US government investigating poultry price-fixing claims
CHICAGO (AP) — The U.S. government is investigating price-fixing charges against the country’s biggest poultry companies.
The Department of Justice tipped its hand last week when it requested a temporary halt to discovery proceedings in a 2016 class-action lawsuit filed by food service distributor Maplevale Farms.
Falconer, New York-based Maplevale Farms accuses Tyson Foods Inc., Perdue Farms Inc., Pilgrim’s Pride and others of conspiring to fix poultry prices between 2008 and 2016. The suit claims the companies shared information through a third-party data firm and restricted supply by destroying breeder hens on several occasions.

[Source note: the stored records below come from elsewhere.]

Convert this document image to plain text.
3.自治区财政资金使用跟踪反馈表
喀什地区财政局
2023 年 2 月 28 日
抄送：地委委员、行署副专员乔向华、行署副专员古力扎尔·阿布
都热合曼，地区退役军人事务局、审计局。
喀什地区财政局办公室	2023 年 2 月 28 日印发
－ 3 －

The government asked the U.S. District Court in Chicago for a six-month delay to protect an ongoing grand jury investigation. A federal judge is scheduled to rule on the request Thursday.
The case is one of nearly 40 filed by grocers, restaurants and others against the poultry companies. Kroger, Walmart, the Hooters chain and Darden Restaurants — which owns Olive Garden — are among those who have sued.
Tyson shares fell 1% to $80 in afternoon trading, while shares of Pilgrim’s Pride Corp. were down nearly 1% to $25.30.
The Justice Department has also been investigating price-fixing in the canned tuna fish industry. In October, StarKist announced it would plead guilty to fixing prices in the U.S. between 2011 and 2013.